Dil kanserinde tanı nasıl konur?

Dil kanserlerinde tanıya genellikle dildeki yara dokusundan parça alınarak patolojik incelemeye gönderilerek varılmaktadır. Tanı konulduktan sonra ultrason, bilgisayarlı tomografi, MR gibi radyolojik tetkikler kullanılarak tümörün boyutu, evresi, yayılımı ve diğer organlarla ilişkisi değerlendirilmektedir. Bu şekilde uygulanacak tedavi yöntemine karar verilmektedir. 

Dil kanserinde tedavi yöntemleri nelerdir?

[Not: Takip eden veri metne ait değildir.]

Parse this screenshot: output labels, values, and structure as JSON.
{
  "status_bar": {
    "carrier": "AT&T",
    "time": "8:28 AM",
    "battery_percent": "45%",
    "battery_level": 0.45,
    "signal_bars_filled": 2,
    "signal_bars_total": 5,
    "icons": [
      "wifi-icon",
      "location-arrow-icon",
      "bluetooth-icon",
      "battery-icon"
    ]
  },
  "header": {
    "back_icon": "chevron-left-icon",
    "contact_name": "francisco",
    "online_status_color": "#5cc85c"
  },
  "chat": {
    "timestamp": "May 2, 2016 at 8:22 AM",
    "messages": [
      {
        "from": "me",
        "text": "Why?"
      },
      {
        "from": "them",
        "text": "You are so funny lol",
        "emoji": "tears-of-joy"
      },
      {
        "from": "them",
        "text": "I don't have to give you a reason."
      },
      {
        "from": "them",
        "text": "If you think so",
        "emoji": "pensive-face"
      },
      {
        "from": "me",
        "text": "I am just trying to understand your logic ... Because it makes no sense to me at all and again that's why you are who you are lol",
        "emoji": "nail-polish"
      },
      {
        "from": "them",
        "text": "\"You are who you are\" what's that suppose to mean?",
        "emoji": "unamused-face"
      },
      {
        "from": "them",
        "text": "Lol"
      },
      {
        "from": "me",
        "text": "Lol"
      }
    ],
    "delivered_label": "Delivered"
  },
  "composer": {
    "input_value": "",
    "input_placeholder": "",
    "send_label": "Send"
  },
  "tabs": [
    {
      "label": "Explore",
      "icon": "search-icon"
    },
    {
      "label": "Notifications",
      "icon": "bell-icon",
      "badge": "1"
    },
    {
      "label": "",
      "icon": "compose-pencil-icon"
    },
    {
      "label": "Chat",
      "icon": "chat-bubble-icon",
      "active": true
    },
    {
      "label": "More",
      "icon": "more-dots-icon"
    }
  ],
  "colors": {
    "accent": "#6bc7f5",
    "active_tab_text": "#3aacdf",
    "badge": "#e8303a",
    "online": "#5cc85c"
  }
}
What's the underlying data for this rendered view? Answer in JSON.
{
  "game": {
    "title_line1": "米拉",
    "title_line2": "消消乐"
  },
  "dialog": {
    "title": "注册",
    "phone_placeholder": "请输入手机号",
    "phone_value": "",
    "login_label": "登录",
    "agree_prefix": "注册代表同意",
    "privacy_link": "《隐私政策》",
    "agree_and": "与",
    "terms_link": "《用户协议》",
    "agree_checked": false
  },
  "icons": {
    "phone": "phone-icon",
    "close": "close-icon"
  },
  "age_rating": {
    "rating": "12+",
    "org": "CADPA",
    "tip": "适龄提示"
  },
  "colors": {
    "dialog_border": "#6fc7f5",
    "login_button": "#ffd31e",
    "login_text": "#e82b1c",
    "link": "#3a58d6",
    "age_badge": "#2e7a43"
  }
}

Dil kanserlerinin tedavi başarısında en önemli faktör erken tanı ve erken tedavidir. Erken tanı ve tedavi olan hastalarda 5 yıllık hastalıksız yaşam oranı %70 leri bulmaktadır.
Dil kanserlerinin esas tedavi yöntemi cerrahi olarak tümörün çıkarılmasıdır. Fakat ileri evre ve uzak yayılımı olan hastalarda ışın tedavisi(ışın tedavisi) ve kemoterapi gibi tedaviler cerrahi tedaviye eklenmektedir. Hangi tedavinin seçileceği; hastanın genel durumu, tümörün yayılımı, tümörün türü ve tümörün diğer dokulara sıçramasına göre belirlenmektedir. En iyi sonuç erken dönemde yakalanan, yayılımı olmayan ve genel durumu iyi olan hastalarda elde edilmektedir.
Cerrahi, radyoterapi ve kemoterapi tedavilerinden sonra hastaların hayat kalitelerini artırmak amacıyla diyet ve konuşma, yutkunma, fiziksel ve mesleki rehabilitasyon terapileri uygulanabilmektedir.